Acéphate, Mise à jour de l’évaluation des risques pour l’environnement PRVD2019-04 Le maintien de l’homologation est jugé acceptable pour certains usages. Les mesures proposées d’atténuation des risques comprennent des énoncés d’étiquette nouveaux ou révisés visant à mieux protéger l’environnement. Révocation proposée des autres utilisations en raison des risques préoccupants pour l’environnement.
Chlorpyrifos PRVD2019-05 Le maintien de l’homologation est jugé acceptable pour certains usages. Les mesures proposées d’atténuation des risques comprennent des énoncés d’étiquette nouveaux ou révisés visant à mieux protéger l’environnement. Révocation proposée des autres utilisations en raison des risques préoccupants pour l’environnement.

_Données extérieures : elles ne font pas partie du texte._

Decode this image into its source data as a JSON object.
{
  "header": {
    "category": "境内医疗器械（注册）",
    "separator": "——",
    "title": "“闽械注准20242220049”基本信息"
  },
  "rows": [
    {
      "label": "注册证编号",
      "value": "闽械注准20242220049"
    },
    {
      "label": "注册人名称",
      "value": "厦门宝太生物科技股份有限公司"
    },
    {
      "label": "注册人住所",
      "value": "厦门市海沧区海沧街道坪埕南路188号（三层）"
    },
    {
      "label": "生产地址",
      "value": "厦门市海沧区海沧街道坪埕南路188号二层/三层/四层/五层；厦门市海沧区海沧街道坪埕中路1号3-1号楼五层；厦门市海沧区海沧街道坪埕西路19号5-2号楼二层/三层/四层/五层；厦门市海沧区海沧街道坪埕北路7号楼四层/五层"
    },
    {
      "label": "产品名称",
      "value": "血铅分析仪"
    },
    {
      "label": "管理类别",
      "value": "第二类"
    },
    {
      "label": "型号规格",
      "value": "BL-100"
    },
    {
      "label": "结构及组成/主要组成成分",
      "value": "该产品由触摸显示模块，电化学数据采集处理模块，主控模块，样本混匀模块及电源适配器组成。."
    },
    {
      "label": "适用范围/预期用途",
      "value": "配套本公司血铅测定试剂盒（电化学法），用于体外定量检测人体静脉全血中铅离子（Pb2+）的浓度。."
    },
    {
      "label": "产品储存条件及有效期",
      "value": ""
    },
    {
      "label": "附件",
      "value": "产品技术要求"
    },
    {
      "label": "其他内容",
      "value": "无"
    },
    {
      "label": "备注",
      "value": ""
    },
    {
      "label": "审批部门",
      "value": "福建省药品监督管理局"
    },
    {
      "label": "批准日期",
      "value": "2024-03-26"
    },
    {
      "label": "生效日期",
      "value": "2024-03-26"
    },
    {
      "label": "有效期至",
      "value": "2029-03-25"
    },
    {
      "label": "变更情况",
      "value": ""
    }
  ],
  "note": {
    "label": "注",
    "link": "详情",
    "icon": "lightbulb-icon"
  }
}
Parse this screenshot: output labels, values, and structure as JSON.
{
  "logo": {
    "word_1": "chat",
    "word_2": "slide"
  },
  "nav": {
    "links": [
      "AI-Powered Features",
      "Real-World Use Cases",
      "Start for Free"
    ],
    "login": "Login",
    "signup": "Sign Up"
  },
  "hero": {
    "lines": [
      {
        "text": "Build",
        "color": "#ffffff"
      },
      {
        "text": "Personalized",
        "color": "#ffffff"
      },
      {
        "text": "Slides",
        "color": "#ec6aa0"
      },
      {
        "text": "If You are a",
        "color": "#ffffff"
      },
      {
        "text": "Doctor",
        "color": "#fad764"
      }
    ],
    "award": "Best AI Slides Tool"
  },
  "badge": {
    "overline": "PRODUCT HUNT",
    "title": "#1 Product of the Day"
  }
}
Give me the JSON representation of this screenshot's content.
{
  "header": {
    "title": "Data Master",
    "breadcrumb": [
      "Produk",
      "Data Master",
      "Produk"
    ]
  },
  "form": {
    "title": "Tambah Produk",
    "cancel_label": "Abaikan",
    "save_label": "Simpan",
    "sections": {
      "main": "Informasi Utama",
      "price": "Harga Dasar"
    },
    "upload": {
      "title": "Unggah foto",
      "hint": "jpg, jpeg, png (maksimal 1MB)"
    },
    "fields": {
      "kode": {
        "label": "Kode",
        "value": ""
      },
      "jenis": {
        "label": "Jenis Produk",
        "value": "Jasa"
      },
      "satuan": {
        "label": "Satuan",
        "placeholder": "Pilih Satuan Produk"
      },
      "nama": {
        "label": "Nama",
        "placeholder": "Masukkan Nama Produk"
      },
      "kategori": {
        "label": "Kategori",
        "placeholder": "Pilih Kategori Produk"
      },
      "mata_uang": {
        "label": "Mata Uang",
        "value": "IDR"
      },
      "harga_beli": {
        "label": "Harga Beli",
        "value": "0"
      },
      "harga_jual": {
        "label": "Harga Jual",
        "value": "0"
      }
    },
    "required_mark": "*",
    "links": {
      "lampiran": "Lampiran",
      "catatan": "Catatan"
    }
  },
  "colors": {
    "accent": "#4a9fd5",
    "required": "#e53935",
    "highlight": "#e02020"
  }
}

Tébufénozide PRVD2019-06 Le maintien de l’homologation est jugé acceptable. Les mesures proposées d’atténuation des risques comprennent des énoncés d’étiquette nouveaux ou révisés visant à mieux protéger la santé humaine et l’environnement.
Thiophanate-méthyle PRVD2019-07 Le maintien de l’homologation est jugé acceptable pour certains usages. Les mesures proposées d’atténuation des risques comprennent des énoncés d’étiquette nouveaux ou révisés visant à mieux protéger la santé humaine et l’environnement. Révocation proposée des autres utilisations en raison des risques préoccupants pour la santé.
Souche K61 de Streptomyces PRVD2019-08 Le maintien de l’homologation est jugé acceptable. Aucune autre mesure d’atténuation, hormis les modifications proposées visant à clarifier l’étiquette.
Uniconazole-P PRVD2019-09 Le maintien de l’homologation est jugé acceptable pour certains usages. Les mesures proposées d’atténuation des risques comprennent des énoncés d’étiquette nouveaux ou révisés visant à mieux protéger la santé humaine. Révocation proposée d’une utilisation en raison des risques préoccupants pour la santé.
Pyriproxyfène PRVD2019-10 Le maintien de l’homologation est jugé acceptable. Les mesures proposées d’atténuation des risques comprennent des énoncés d’étiquette nouveaux ou révisés visant à mieux protéger la santé humaine.
Fenhexamide PRVD2020-01 Le maintien de l’homologation est jugé acceptable. Les mesures proposées d’atténuation des risques comprennent des énoncés d’étiquette nouveaux ou révisés visant à mieux protéger la santé humaine et l’environnement.
Cyromazine PRVD2020-02 Le maintien de l’homologation est jugé acceptable pour certains usages. Les mesures proposées d’atténuation des risques comprennent des énoncés d’étiquette nouveaux ou révisés visant à mieux protéger l’environnement. Révocation proposée des autres utilisations en raison des risques préoccupants pour la santé.
Projets de décision d’examen spécial
Naled [en vertu du paragraphe 17(1)] PSRD2019-02 Révocation proposée de toutes les utilisations en raison des risques préoccupants pour la santé humaine et l’environnement.
Naled [en vertu du paragraphe 17(2)] PSRD2019-03 Révocation proposée de toutes les utilisations en raison des risques préoccupants pour la santé humaine et l’environnement.
Tétrachlorvinphos PSRD2019-04 Le maintien de l’homologation est jugé acceptable pour certains usages. Les mesures proposées d’atténuation des risques comprennent des énoncés d’étiquette nouveaux ou révisés visant à mieux protéger l’environnement. Révocation proposée des autres utilisations en raison des risques préoccupants pour la santé.